Still, behind the heated rhetoric, there are areas of agreement. While polls show Americans almost evenly divided on the question of whether they want more gun control or stricter laws, they overwhelmingly support expanded gun-buyer background checks and overwhelmingly oppose bans on handguns.
Those two strongly held positions suggest potential for crafting a grander bargain on guns, a new set of policies that would be premised on two complementary goals: protecting the rights of responsible, law-abiding gun owners and gun sellers, while giving law enforcement better tools to deter and prosecute criminal access to guns.
I'm glad to see that there's potential for some progress, but I have to say that even though I've been a gun owner all my life (my grandfather passed on a .410 shotgun when I was
3), the last couple of years have turned my position from modestly pro-gun ownership to indifferent shading to antagonistic. I'm now roughly as concerned with the "rights of responsible, law-abiding gun owners and gun sellers" as I am with the rights of law-abiding owners and peddlers of king cobras. I suppose some people have reasons, but "because I want it" shouldn't be enough.
Ray Jayawardhana has a theory that's not at all crazy.
Ever since another Nobel-winning genius, Leon Lederman, branded it the “God particle” some 20 years ago, the Higgs boson has captured the public imagination and dominated the media coverage of physics. Some consider Professor Lederman’s moniker a brilliant P.R. move for physics, while others denounce it as a terrible gaffe that confuses people and cheapens a solemn scientific enterprise. Either way, it has been effective. Nobody ever talks about the fascinating lives of other subatomic particles on "Fox and Friends."
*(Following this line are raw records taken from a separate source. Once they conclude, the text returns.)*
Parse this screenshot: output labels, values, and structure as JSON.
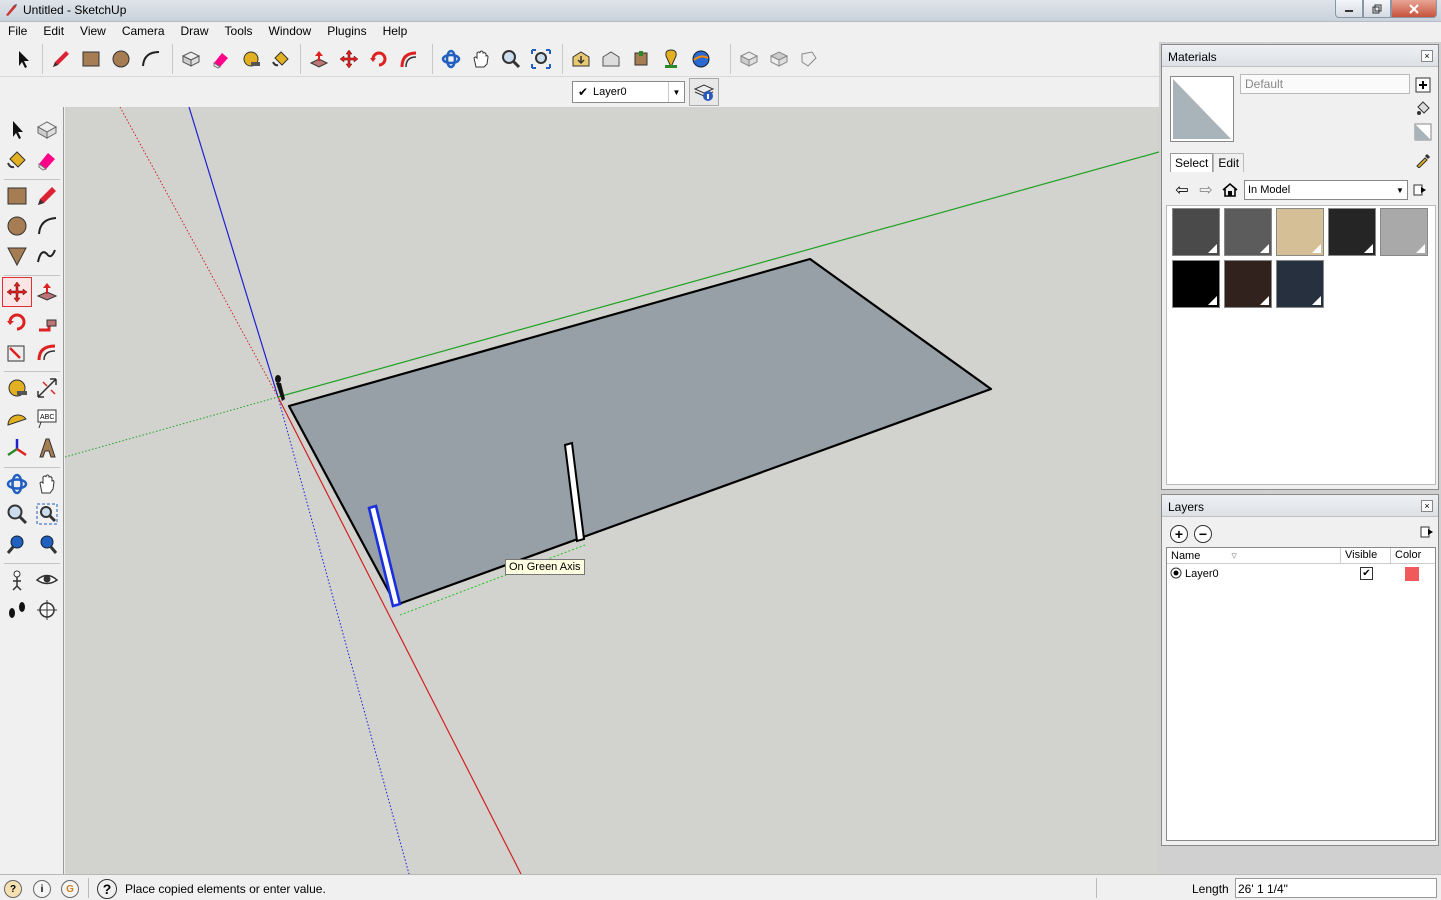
{
  "window": {
    "title": "Untitled - SketchUp"
  },
  "menu": [
    "File",
    "Edit",
    "View",
    "Camera",
    "Draw",
    "Tools",
    "Window",
    "Plugins",
    "Help"
  ],
  "layer_toolbar": {
    "current_layer": "Layer0"
  },
  "viewport": {
    "inference_tooltip": "On Green Axis"
  },
  "status": {
    "message": "Place copied elements or enter value.",
    "length_label": "Length",
    "length_value": "26' 1 1/4\""
  },
  "materials": {
    "title": "Materials",
    "name_placeholder": "Default",
    "tabs": [
      "Select",
      "Edit"
    ],
    "collection": "In Model",
    "swatches": [
      {
        "color": "#4a4a4a"
      },
      {
        "color": "#5c5c5c"
      },
      {
        "color": "#d4bf96"
      },
      {
        "color": "#252525"
      },
      {
        "color": "#a9a9a9"
      },
      {
        "color": "#000000"
      },
      {
        "color": "#31221e"
      },
      {
        "color": "#27303f"
      }
    ]
  },
  "layers": {
    "title": "Layers",
    "columns": {
      "name": "Name",
      "visible": "Visible",
      "color": "Color"
    },
    "rows": [
      {
        "name": "Layer0",
        "visible": true,
        "color": "#f05a5a"
      }
    ]
  },
  "colors": {
    "face": "#96a0a6",
    "red_axis": "#d22020",
    "green_axis": "#20a020",
    "blue_axis": "#2020d0",
    "selection": "#1a2fe0"
  }
}
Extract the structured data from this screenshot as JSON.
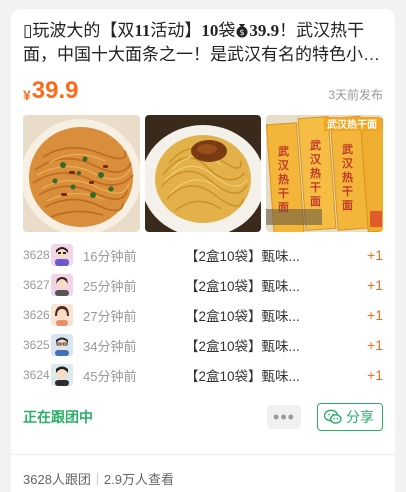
{
  "post": {
    "title_icon": "square-glyph",
    "title_prefix": "玩波大的【双",
    "title_eleven": "11",
    "title_mid": "活动】",
    "title_ten": "10",
    "title_bags": "袋",
    "title_price_inline": "39.9",
    "title_rest": "！武汉热干面，中国十大面条之一！是武汉有名的特色小吃，红油、芝麻酱、香菜",
    "price_currency": "¥",
    "price": "39.9",
    "posted": "3天前发布"
  },
  "images": [
    {
      "name": "noodles-bowl-image"
    },
    {
      "name": "noodles-plate-image"
    },
    {
      "name": "package-image",
      "text": "武汉热干面"
    }
  ],
  "orders": [
    {
      "no": "3628",
      "time": "16分钟前",
      "item": "【2盒10袋】甄味...",
      "qty": "+1"
    },
    {
      "no": "3627",
      "time": "25分钟前",
      "item": "【2盒10袋】甄味...",
      "qty": "+1"
    },
    {
      "no": "3626",
      "time": "27分钟前",
      "item": "【2盒10袋】甄味...",
      "qty": "+1"
    },
    {
      "no": "3625",
      "time": "34分钟前",
      "item": "【2盒10袋】甄味...",
      "qty": "+1"
    },
    {
      "no": "3624",
      "time": "45分钟前",
      "item": "【2盒10袋】甄味...",
      "qty": "+1"
    }
  ],
  "actions": {
    "status": "正在跟团中",
    "more": "•••",
    "share": "分享"
  },
  "footer": {
    "followers": "3628人跟团",
    "views": "2.9万人查看"
  },
  "colors": {
    "accent": "#ff6a1a",
    "green": "#2aae67"
  }
}
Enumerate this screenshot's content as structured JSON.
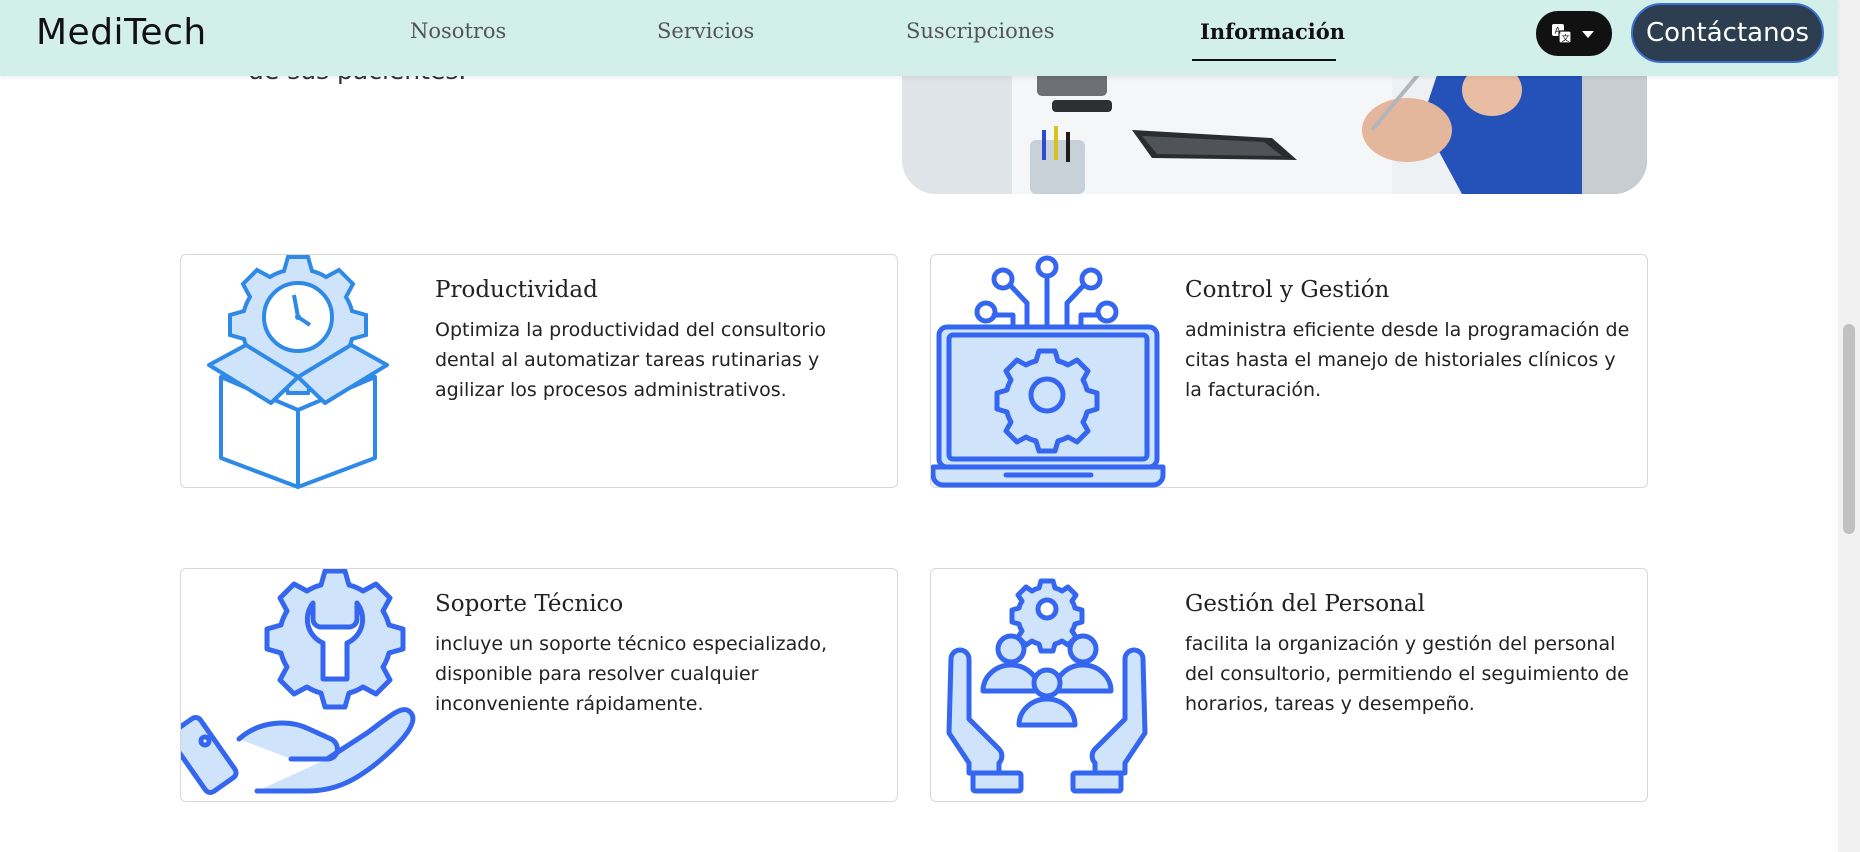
{
  "brand": "MediTech",
  "nav": {
    "links": [
      "Nosotros",
      "Servicios",
      "Suscripciones",
      "Información"
    ],
    "active": "Información",
    "lang_icon": "translate-icon",
    "contact_label": "Contáctanos"
  },
  "hero": {
    "text_fragment": "de sus pacientes."
  },
  "features": [
    {
      "title": "Productividad",
      "description": "Optimiza la productividad del consultorio dental al automatizar tareas rutinarias y agilizar los procesos administrativos.",
      "icon": "gear-clock-box-icon"
    },
    {
      "title": "Control y Gestión",
      "description": "administra eficiente desde la programación de citas hasta el manejo de historiales clínicos y la facturación.",
      "icon": "laptop-gear-icon"
    },
    {
      "title": "Soporte Técnico",
      "description": "incluye un soporte técnico especializado, disponible para resolver cualquier inconveniente rápidamente.",
      "icon": "hand-gear-wrench-icon"
    },
    {
      "title": "Gestión del Personal",
      "description": "facilita la organización y gestión del personal del consultorio, permitiendo el seguimiento de horarios, tareas y desempeño.",
      "icon": "team-hands-icon"
    }
  ],
  "colors": {
    "navbar_bg": "#d2efe9",
    "icon_blue": "#3566f0",
    "icon_fill": "#cfe3fb"
  }
}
Sure, the story of Higgs is a compelling one. The jaw-dropping $9 billion price tag of the machine built to chase it is enough to command our attention. Plus, there is the serene, wise man at the center of this epic saga: the octogenarian Peter Higgs, finally vindicated after waiting patiently for decades. Professor Higgs was seen to shed a tear of joy at a news conference announcing the discovery, adding tenderness to the triumphant moment and tugging ever so gently at our heartstrings. For reporters looking for a human-interest angle to this complicated scientific brouhaha, that was pure gold.
But I say enough is enough. It is time to give another particle a chance.
I'm not going to spoil it for you... oh, wait, I am. It's the neutrino. You really should read the piece anyway.
John Timmer has a few facts to throw at all those who want to maintain that cutting energy use is a threat to the economy.
There was a metaphor that made a number of appearances at this year’s Nobel Week Dialogue: opening scissors. To get the metaphor, you have to look at graphs. In the closed-scissors portion of things, two items remain linked and run along the graph in parallel. In fact, the correlation has run so deeply into history that everybody assumes that there’s a causal relationship between the two, and it’s impossible to separate them.
Then the scissors open. Suddenly, one of the items starts tracking on a different trajectory, and the two show an increasing divergence. The scissors have been opened. ...
More directly relevant to energy has been the link between economic growth and energy use—and therefore with carbon dioxide emissions. In the US, those scissors were opened within the last few years by a combination of a switch from coal to natural gas, greater energy efficiency, and a rise in renewable power (in order of importance). In Sweden, the scissors opened back in 1987; since then, the cumulative GDP growth has reached 60 percent, with greenhouse gas emissions remaining flat.
Go over to Timmer's brief article to see the really neat diagram. Energy does not equal growth. Not anymore.